Missouri's income tax rates have not been increased since Gov. Warren Hearnes called the legislature into a special session in 1970 to raise taxes after his initial tax-increase bill passed by the legislature was rejected by Missouri voters.
Sen. Maria Chappelle-Nadal, D-St. Louis County, introduced a resolution of remonstrance Tuesday, Jan. 14, calling on Education Commissioner Chris Nicastro to resign.
If Nicastro refuses, the remonstrance calls on the state Board of Education to fire Nicastro.

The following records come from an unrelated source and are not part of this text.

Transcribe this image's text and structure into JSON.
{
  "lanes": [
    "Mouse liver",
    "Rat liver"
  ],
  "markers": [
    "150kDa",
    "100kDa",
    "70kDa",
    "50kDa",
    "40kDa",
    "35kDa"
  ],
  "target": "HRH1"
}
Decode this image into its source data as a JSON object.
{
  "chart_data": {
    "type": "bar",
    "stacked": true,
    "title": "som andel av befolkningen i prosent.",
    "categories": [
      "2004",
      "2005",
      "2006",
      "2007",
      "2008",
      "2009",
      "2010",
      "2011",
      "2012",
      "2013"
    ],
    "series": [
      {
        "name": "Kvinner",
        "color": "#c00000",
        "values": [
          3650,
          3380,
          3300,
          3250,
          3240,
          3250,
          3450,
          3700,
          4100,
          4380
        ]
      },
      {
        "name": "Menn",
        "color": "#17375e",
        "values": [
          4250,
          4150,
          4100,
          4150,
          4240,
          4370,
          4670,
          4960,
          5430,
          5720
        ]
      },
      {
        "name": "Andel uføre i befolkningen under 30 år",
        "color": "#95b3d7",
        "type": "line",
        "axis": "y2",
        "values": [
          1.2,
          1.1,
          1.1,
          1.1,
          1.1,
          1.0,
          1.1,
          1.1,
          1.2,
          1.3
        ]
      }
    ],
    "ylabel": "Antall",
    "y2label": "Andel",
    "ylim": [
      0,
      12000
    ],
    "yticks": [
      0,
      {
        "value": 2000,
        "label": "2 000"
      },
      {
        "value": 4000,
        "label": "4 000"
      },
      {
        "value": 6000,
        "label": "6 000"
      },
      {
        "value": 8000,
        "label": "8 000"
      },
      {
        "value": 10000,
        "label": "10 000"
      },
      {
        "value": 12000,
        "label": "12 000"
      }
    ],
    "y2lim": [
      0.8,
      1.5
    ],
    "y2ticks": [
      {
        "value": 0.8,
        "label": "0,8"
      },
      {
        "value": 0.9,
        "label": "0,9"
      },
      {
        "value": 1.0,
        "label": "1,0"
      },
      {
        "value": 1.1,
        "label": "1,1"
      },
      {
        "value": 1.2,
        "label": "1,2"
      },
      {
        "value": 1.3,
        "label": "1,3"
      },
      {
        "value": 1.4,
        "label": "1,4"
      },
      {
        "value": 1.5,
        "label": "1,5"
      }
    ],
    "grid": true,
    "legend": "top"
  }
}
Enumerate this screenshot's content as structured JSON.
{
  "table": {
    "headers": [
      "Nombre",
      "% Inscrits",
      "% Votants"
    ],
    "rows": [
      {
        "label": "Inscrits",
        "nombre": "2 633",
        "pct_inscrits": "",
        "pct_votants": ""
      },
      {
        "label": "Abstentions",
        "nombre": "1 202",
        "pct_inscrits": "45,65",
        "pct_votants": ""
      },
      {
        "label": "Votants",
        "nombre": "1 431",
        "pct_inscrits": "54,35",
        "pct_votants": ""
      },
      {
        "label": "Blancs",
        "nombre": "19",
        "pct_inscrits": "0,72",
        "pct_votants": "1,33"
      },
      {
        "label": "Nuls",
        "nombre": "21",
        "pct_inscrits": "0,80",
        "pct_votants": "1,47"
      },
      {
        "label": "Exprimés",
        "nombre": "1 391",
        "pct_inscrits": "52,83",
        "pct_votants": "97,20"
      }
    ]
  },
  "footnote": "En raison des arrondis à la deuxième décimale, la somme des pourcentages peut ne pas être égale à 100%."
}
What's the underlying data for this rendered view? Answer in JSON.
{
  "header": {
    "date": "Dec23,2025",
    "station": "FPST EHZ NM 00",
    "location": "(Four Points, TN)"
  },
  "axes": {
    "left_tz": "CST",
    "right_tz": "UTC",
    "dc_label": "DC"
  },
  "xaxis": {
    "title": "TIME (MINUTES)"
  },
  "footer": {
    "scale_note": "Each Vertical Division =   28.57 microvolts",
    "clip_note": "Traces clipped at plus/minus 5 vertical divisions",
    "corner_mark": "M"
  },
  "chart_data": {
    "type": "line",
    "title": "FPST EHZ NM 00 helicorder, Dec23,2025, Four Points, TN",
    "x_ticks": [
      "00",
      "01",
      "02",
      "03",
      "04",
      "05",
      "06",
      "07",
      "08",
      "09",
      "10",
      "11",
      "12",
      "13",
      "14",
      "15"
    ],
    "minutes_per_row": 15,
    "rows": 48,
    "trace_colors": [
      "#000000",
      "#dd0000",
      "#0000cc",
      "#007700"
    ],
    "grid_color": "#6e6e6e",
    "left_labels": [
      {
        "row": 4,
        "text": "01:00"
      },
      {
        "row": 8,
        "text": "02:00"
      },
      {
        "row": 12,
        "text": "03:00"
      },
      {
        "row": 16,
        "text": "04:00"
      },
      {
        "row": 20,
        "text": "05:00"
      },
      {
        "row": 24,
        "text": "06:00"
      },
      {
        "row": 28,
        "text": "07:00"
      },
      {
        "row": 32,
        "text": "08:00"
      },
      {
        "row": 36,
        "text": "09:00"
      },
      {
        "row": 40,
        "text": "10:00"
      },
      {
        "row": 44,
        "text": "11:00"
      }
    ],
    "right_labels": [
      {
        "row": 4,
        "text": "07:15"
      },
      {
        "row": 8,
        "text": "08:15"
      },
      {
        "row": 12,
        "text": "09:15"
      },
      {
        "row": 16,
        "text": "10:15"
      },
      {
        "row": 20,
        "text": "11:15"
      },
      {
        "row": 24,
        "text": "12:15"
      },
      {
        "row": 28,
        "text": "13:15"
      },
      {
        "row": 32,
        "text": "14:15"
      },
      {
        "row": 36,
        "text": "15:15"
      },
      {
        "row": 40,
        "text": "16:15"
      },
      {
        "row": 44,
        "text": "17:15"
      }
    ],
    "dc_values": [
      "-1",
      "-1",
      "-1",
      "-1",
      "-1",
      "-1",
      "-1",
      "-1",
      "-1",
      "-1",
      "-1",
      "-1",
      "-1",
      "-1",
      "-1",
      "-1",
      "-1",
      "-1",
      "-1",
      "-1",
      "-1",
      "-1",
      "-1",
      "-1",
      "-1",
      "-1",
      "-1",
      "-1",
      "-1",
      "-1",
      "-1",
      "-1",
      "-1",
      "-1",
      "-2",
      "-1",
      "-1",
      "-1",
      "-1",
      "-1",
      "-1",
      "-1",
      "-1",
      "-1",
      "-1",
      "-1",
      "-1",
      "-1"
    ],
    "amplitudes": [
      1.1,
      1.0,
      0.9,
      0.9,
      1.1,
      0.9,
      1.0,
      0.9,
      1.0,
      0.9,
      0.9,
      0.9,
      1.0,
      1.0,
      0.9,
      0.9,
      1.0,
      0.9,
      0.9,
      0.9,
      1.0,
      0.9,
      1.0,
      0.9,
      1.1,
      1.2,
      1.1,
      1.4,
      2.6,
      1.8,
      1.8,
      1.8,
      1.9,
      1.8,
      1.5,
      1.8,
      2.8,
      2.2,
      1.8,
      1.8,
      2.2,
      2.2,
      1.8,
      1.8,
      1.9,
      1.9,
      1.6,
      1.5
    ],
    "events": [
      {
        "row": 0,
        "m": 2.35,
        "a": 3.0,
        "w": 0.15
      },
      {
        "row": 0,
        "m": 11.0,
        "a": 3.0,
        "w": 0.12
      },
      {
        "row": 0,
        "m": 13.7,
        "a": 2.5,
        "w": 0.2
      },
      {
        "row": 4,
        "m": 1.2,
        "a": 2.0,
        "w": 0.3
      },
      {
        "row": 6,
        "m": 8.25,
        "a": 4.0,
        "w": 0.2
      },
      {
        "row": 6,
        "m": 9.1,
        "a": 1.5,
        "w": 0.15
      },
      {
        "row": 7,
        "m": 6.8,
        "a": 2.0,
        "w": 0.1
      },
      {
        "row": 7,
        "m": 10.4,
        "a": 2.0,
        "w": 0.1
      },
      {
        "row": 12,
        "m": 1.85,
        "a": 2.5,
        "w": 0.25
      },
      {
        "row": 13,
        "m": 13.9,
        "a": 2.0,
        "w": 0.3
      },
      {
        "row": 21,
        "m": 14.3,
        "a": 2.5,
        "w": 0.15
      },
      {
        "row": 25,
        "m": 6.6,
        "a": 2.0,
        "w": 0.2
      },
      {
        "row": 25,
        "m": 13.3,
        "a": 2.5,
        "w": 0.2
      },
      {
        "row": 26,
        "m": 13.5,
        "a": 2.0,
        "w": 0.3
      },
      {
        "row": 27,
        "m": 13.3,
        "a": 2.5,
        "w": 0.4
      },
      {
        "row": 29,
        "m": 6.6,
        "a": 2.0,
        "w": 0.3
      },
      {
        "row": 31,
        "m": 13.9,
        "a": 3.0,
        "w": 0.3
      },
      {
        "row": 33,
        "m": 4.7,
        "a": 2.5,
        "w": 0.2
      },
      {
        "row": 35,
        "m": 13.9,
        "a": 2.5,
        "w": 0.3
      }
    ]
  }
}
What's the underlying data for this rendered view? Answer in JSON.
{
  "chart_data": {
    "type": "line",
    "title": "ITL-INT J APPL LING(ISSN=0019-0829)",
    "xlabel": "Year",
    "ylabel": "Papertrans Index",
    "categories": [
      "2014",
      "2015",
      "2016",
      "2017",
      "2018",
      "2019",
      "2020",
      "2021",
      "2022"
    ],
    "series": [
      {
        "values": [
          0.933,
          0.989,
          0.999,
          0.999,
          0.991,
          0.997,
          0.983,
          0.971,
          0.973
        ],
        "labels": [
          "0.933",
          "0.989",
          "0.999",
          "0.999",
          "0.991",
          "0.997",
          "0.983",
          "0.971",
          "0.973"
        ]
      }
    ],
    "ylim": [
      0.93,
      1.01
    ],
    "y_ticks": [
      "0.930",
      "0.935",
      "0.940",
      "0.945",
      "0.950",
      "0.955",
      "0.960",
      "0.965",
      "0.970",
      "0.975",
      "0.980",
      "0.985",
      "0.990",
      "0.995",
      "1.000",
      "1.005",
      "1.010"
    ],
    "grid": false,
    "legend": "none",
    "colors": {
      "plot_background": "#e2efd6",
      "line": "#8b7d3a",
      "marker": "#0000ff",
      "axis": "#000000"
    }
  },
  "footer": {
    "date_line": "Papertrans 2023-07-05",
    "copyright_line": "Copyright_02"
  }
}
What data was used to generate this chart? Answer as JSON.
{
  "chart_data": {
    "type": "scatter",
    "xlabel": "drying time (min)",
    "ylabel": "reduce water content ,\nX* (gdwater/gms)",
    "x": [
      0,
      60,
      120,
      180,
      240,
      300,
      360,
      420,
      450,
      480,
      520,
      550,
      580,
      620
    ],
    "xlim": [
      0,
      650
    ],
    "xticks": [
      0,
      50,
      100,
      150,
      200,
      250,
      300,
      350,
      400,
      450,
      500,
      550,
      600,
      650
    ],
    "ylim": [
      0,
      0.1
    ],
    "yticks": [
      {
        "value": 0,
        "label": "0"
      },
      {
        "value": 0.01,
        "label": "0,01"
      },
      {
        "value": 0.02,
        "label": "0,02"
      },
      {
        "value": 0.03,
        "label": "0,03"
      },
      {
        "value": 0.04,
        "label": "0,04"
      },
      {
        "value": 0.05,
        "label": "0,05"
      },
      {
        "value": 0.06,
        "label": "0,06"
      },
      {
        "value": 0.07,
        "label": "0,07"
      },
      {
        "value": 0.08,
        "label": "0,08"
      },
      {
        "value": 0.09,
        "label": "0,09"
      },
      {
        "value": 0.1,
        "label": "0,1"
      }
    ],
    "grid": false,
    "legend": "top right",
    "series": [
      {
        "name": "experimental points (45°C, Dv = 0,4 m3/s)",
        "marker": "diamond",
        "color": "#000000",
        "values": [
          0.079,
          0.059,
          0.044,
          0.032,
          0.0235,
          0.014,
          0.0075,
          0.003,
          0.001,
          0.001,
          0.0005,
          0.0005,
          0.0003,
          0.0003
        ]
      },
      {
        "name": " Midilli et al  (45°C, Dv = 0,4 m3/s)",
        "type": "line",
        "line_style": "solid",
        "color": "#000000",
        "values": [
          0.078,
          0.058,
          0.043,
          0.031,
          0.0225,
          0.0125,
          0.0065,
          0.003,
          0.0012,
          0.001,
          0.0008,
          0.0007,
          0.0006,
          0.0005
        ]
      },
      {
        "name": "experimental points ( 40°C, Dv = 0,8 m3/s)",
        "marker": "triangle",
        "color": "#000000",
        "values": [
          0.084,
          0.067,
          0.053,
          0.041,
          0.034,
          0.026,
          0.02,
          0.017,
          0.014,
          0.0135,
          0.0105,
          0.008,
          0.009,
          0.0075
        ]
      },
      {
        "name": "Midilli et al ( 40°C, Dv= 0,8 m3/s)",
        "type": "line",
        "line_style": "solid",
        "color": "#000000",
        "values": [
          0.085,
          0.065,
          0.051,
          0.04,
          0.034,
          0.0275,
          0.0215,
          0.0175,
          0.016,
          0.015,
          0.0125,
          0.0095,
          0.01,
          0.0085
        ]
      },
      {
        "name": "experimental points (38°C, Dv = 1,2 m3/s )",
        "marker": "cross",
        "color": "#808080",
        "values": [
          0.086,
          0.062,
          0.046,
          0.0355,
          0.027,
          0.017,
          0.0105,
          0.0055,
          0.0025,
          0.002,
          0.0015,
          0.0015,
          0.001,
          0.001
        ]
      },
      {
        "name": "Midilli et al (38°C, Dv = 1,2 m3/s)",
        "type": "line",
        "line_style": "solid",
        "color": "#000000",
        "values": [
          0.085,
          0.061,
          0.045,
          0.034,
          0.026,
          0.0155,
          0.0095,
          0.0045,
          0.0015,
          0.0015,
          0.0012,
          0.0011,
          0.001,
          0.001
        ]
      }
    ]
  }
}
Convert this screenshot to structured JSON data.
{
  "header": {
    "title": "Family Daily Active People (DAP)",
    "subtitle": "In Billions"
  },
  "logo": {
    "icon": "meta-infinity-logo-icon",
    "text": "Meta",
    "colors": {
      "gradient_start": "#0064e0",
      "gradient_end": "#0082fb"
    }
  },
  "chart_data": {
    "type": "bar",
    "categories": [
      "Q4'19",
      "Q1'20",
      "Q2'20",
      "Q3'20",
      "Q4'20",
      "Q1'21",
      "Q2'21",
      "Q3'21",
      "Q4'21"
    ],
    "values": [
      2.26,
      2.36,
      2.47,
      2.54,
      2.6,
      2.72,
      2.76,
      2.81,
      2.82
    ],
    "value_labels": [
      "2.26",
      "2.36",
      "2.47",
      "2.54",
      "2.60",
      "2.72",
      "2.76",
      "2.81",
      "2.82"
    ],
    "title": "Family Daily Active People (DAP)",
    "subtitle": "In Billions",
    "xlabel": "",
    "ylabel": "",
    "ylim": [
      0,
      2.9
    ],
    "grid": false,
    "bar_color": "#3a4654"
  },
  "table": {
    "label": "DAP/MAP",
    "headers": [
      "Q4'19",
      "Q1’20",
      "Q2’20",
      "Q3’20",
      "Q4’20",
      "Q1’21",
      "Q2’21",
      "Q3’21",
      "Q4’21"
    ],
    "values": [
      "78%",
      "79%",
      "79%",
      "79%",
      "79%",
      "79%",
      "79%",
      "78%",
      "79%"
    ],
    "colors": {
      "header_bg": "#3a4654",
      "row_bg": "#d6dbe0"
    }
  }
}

The remonstrance cites several items including advice Nicastro offered to a group sponsoring an initiative petition to eliminate teacher tenure and her efforts in recruiting a private consulting company to provide advice on dealing with unaccredited school districts.
The resolution also cites decisions by the Education Board in stripping accreditation from the Kansas City School District and the Normandy School District in St. Louis County.
The Senate took no immediate action on the remonstrance that was assigned to the Senate Rules Committee.
Proponents and opponents spent hours Monday arguing before the House Workforce Development Committee legislation to give workers the right to refuse to join unions.
The measure, termed "right to work" by supporters, would prohibit any contract that requires a worker to join a union or pay union fees to obtain or continue employment.
Proponents of the bill argued the measure would make Missouri more competitive in attracting businesses from other states that prohibit forced-union membership.
But St. Louis Mayor Francis Slay told the committee that other factors are more significant in decisions by business in choosing a location.
"Competitive businesses don't go to the cheapest places," Slay said. "They go to the best places -- the places with skilled labor, quality of life, world-class universities, a good transportation system."
On the other side, supporters portrayed the bill as one providing choice and more freedom for workers.
"I believe that we must uphold their right to join a union, join a competing union or not join one at all," said the bill's sponsor, Rep. Eric Burlison, R-Springfield.
For the last several years, divisions within Missouri's business community over "right to work" has contributed to legislative inaction on the proposal.